Monday, June 6, 2011

The "One of Us" Myth

I listen to talk radio, in Texas, so a lot of hot air is exhausted over the potential Republican party nominee for the presidential run. A recurring theme is that this person must be "one of us."

First off, I'm insulted that they keep including me in this "us." I guess it's a twist on the Rene Descartes phrase: "I listen, therefore I am." You don't know me. That's as bad as saying that government is just a word for things we do together. Like this or this or this. Don't include me in those atrocities or your groupthink.

Second, there are over 160 million registered voters and I guarantee you that not two of those people think the same about everything. Even if you come to the same conclusions on some issues, you probably got their differently.

Third, according to a study, a lot of politicians share personality traits with psychopaths.
Kouri, who's a vice president of the National Assn. of Chiefs of Police, has assembled traits such as superficial charm, an exaggerated sense of self-worth, glibness, lying, lack of remorse and manipulation of others.
All those traits that make a good serial killer also make a good politician. That's why, even though you have good ideas, you're not running.

So, if you are looking for somebody like you, you will be sadly disappointed. But if we can't rely on the "like us" test, who will we vote for?
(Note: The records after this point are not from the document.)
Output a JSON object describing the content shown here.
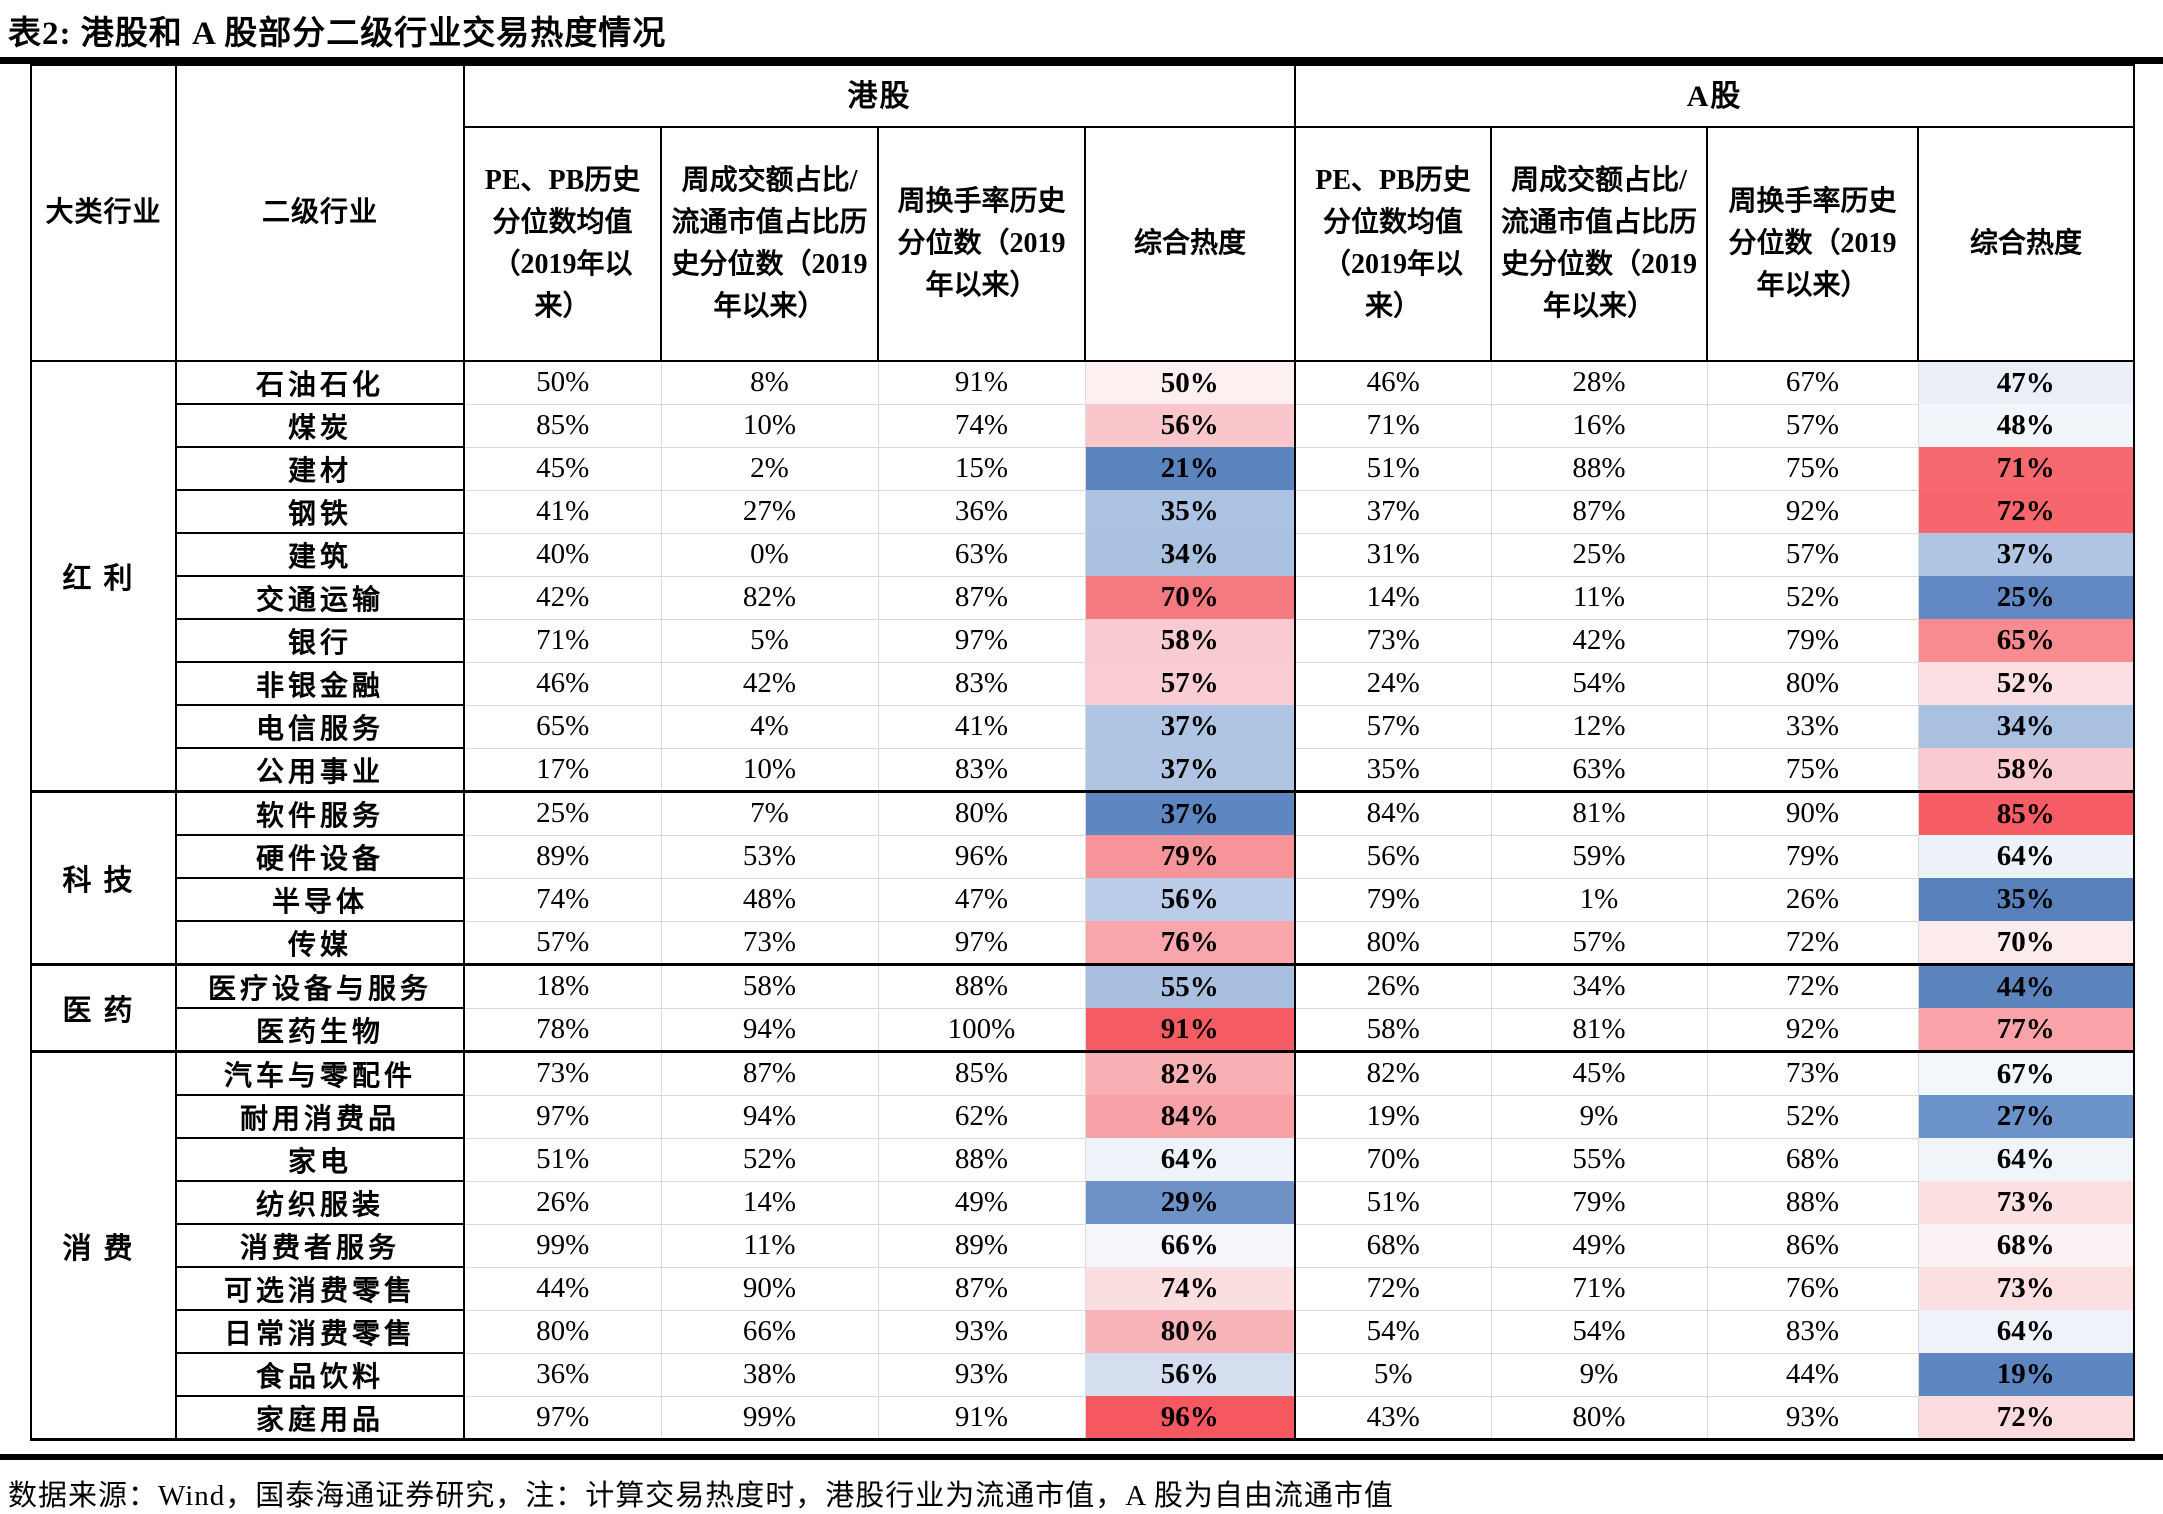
{
  "title": "表2: 港股和 A 股部分二级行业交易热度情况",
  "footer": "数据来源：Wind，国泰海通证券研究，注：计算交易热度时，港股行业为流通市值，A 股为自由流通市值",
  "header": {
    "col_major": "大类行业",
    "col_secondary": "二级行业",
    "group_hk": "港股",
    "group_a": "A股",
    "metrics": [
      "PE、PB历史分位数均值（2019年以来）",
      "周成交额占比/流通市值占比历史分位数（2019年以来）",
      "周换手率历史分位数（2019年以来）",
      "综合热度"
    ]
  },
  "legend_colors": {
    "high_heat": "#f5595f",
    "mid_heat": "#fdf3f4",
    "low_heat": "#5b84bf"
  },
  "groups": [
    {
      "name": "红利",
      "rows": [
        {
          "industry": "石油石化",
          "hk_metrics": [
            "50%",
            "8%",
            "91%"
          ],
          "hk_composite": "50%",
          "hk_color": "#fcf0f1",
          "a_metrics": [
            "46%",
            "28%",
            "67%"
          ],
          "a_composite": "47%",
          "a_color": "#e9eef7"
        },
        {
          "industry": "煤炭",
          "hk_metrics": [
            "85%",
            "10%",
            "74%"
          ],
          "hk_composite": "56%",
          "hk_color": "#f9c6cb",
          "a_metrics": [
            "71%",
            "16%",
            "57%"
          ],
          "a_composite": "48%",
          "a_color": "#f2f5fa"
        },
        {
          "industry": "建材",
          "hk_metrics": [
            "45%",
            "2%",
            "15%"
          ],
          "hk_composite": "21%",
          "hk_color": "#5b84bf",
          "a_metrics": [
            "51%",
            "88%",
            "75%"
          ],
          "a_composite": "71%",
          "a_color": "#f6696f"
        },
        {
          "industry": "钢铁",
          "hk_metrics": [
            "41%",
            "27%",
            "36%"
          ],
          "hk_composite": "35%",
          "hk_color": "#abc2e2",
          "a_metrics": [
            "37%",
            "87%",
            "92%"
          ],
          "a_composite": "72%",
          "a_color": "#f6666c"
        },
        {
          "industry": "建筑",
          "hk_metrics": [
            "40%",
            "0%",
            "63%"
          ],
          "hk_composite": "34%",
          "hk_color": "#a9c0e1",
          "a_metrics": [
            "31%",
            "25%",
            "57%"
          ],
          "a_composite": "37%",
          "a_color": "#b0c5e4"
        },
        {
          "industry": "交通运输",
          "hk_metrics": [
            "42%",
            "82%",
            "87%"
          ],
          "hk_composite": "70%",
          "hk_color": "#f57a80",
          "a_metrics": [
            "14%",
            "11%",
            "52%"
          ],
          "a_composite": "25%",
          "a_color": "#6289c3"
        },
        {
          "industry": "银行",
          "hk_metrics": [
            "71%",
            "5%",
            "97%"
          ],
          "hk_composite": "58%",
          "hk_color": "#f9cbd0",
          "a_metrics": [
            "73%",
            "42%",
            "79%"
          ],
          "a_composite": "65%",
          "a_color": "#f78b90"
        },
        {
          "industry": "非银金融",
          "hk_metrics": [
            "46%",
            "42%",
            "83%"
          ],
          "hk_composite": "57%",
          "hk_color": "#f9cdd2",
          "a_metrics": [
            "24%",
            "54%",
            "80%"
          ],
          "a_composite": "52%",
          "a_color": "#fbdfe2"
        },
        {
          "industry": "电信服务",
          "hk_metrics": [
            "65%",
            "4%",
            "41%"
          ],
          "hk_composite": "37%",
          "hk_color": "#b0c5e4",
          "a_metrics": [
            "57%",
            "12%",
            "33%"
          ],
          "a_composite": "34%",
          "a_color": "#a9c0e1"
        },
        {
          "industry": "公用事业",
          "hk_metrics": [
            "17%",
            "10%",
            "83%"
          ],
          "hk_composite": "37%",
          "hk_color": "#b0c5e4",
          "a_metrics": [
            "35%",
            "63%",
            "75%"
          ],
          "a_composite": "58%",
          "a_color": "#f9cbd0"
        }
      ]
    },
    {
      "name": "科技",
      "rows": [
        {
          "industry": "软件服务",
          "hk_metrics": [
            "25%",
            "7%",
            "80%"
          ],
          "hk_composite": "37%",
          "hk_color": "#5e86c0",
          "a_metrics": [
            "84%",
            "81%",
            "90%"
          ],
          "a_composite": "85%",
          "a_color": "#f55c63"
        },
        {
          "industry": "硬件设备",
          "hk_metrics": [
            "89%",
            "53%",
            "96%"
          ],
          "hk_composite": "79%",
          "hk_color": "#f79499",
          "a_metrics": [
            "56%",
            "59%",
            "79%"
          ],
          "a_composite": "64%",
          "a_color": "#edf1f8"
        },
        {
          "industry": "半导体",
          "hk_metrics": [
            "74%",
            "48%",
            "47%"
          ],
          "hk_composite": "56%",
          "hk_color": "#bacce7",
          "a_metrics": [
            "79%",
            "1%",
            "26%"
          ],
          "a_composite": "35%",
          "a_color": "#5881bc"
        },
        {
          "industry": "传媒",
          "hk_metrics": [
            "57%",
            "73%",
            "97%"
          ],
          "hk_composite": "76%",
          "hk_color": "#f8a6ab",
          "a_metrics": [
            "80%",
            "57%",
            "72%"
          ],
          "a_composite": "70%",
          "a_color": "#fcebec"
        }
      ]
    },
    {
      "name": "医药",
      "rows": [
        {
          "industry": "医疗设备与服务",
          "hk_metrics": [
            "18%",
            "58%",
            "88%"
          ],
          "hk_composite": "55%",
          "hk_color": "#a8bfdf",
          "a_metrics": [
            "26%",
            "34%",
            "72%"
          ],
          "a_composite": "44%",
          "a_color": "#5b84bd"
        },
        {
          "industry": "医药生物",
          "hk_metrics": [
            "78%",
            "94%",
            "100%"
          ],
          "hk_composite": "91%",
          "hk_color": "#f55b62",
          "a_metrics": [
            "58%",
            "81%",
            "92%"
          ],
          "a_composite": "77%",
          "a_color": "#f9a3a8"
        }
      ]
    },
    {
      "name": "消费",
      "rows": [
        {
          "industry": "汽车与零配件",
          "hk_metrics": [
            "73%",
            "87%",
            "85%"
          ],
          "hk_composite": "82%",
          "hk_color": "#f8b0b5",
          "a_metrics": [
            "82%",
            "45%",
            "73%"
          ],
          "a_composite": "67%",
          "a_color": "#f3f6fa"
        },
        {
          "industry": "耐用消费品",
          "hk_metrics": [
            "97%",
            "94%",
            "62%"
          ],
          "hk_composite": "84%",
          "hk_color": "#f8a2a7",
          "a_metrics": [
            "19%",
            "9%",
            "52%"
          ],
          "a_composite": "27%",
          "a_color": "#6b93c9"
        },
        {
          "industry": "家电",
          "hk_metrics": [
            "51%",
            "52%",
            "88%"
          ],
          "hk_composite": "64%",
          "hk_color": "#eef2f9",
          "a_metrics": [
            "70%",
            "55%",
            "68%"
          ],
          "a_composite": "64%",
          "a_color": "#f1f4f9"
        },
        {
          "industry": "纺织服装",
          "hk_metrics": [
            "26%",
            "14%",
            "49%"
          ],
          "hk_composite": "29%",
          "hk_color": "#6e92c6",
          "a_metrics": [
            "51%",
            "79%",
            "88%"
          ],
          "a_composite": "73%",
          "a_color": "#fce0e2"
        },
        {
          "industry": "消费者服务",
          "hk_metrics": [
            "99%",
            "11%",
            "89%"
          ],
          "hk_composite": "66%",
          "hk_color": "#f4f6fb",
          "a_metrics": [
            "68%",
            "49%",
            "86%"
          ],
          "a_composite": "68%",
          "a_color": "#fbf2f3"
        },
        {
          "industry": "可选消费零售",
          "hk_metrics": [
            "44%",
            "90%",
            "87%"
          ],
          "hk_composite": "74%",
          "hk_color": "#fbdee0",
          "a_metrics": [
            "72%",
            "71%",
            "76%"
          ],
          "a_composite": "73%",
          "a_color": "#fcdfe1"
        },
        {
          "industry": "日常消费零售",
          "hk_metrics": [
            "80%",
            "66%",
            "93%"
          ],
          "hk_composite": "80%",
          "hk_color": "#f8b4b9",
          "a_metrics": [
            "54%",
            "54%",
            "83%"
          ],
          "a_composite": "64%",
          "a_color": "#eff3f9"
        },
        {
          "industry": "食品饮料",
          "hk_metrics": [
            "36%",
            "38%",
            "93%"
          ],
          "hk_composite": "56%",
          "hk_color": "#d4deef",
          "a_metrics": [
            "5%",
            "9%",
            "44%"
          ],
          "a_composite": "19%",
          "a_color": "#5d86c0"
        },
        {
          "industry": "家庭用品",
          "hk_metrics": [
            "97%",
            "99%",
            "91%"
          ],
          "hk_composite": "96%",
          "hk_color": "#f5595f",
          "a_metrics": [
            "43%",
            "80%",
            "93%"
          ],
          "a_composite": "72%",
          "a_color": "#fbdbde"
        }
      ]
    }
  ]
}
There are only two criteria for a politician of any kind:
  1. Are they THEMSELVES. Because, you know, if you try to be everything to everybody, you are   nothing to anyone. And probably a serial killer.
  2. Do they're ideas regarding policy match your ideas of good policy.
Regarding the first criteria:
  • If they begin to sound different as they gain more national prominence, they are not themselves. You see this all the time. Early on, usually before or at the beginning of a primary run, candidates say things that appeal to the Democratic or Republican base. Then as they get closer to the general election, their answers get muddier; they begin walking back certain statements. NOT a good sign.
  • Make sure they answer the question. A new study shows that you are not listening to their answer. "Researchers believe this could be because our brainpower is usually focused on interpreting the speaker's social actions — whether they think the person is honest or trustworthy — which distracts them from recognizing the dodge. (emphasis added)" Basically, you're hearing what you want to hear because the person has a nice smile or nice hair.
On the second point:
  • What are their means to an end? Like me, a lot of people think drugs are bad. I, however do not believe locking them up and throwing away the key makes their life better. I don't think that would have made George W. Bush or Barack Obama better off, do you?
  • Religion doesn't matter. They could be Christian, Mormon, Muslim, Scientologist, or Jedi. If they believe that torture is okay in certain circumstance, empire building for national security is cool, or that I HAVE to buy health insurance at gunpoint, they are not a good candidate.
So, don't go looking for somebody like you. There is nobody like you. If you think only someone like you can fix the problems, then you'll have to run yourself.

1 comment:

  1. I've been saying the following for a long time:

    1) government solutions are, by necessity, a one size fits all solution
    2) It is impossible for anyone to be smart enough to create a one size fits all solution that is the optimal solution for each of the 310,000,000 people in the USA.
    3) All politicians think that rule 2 doesn't apply to them.

    Nice to know someone else agrees (exaggerated sense of self worth).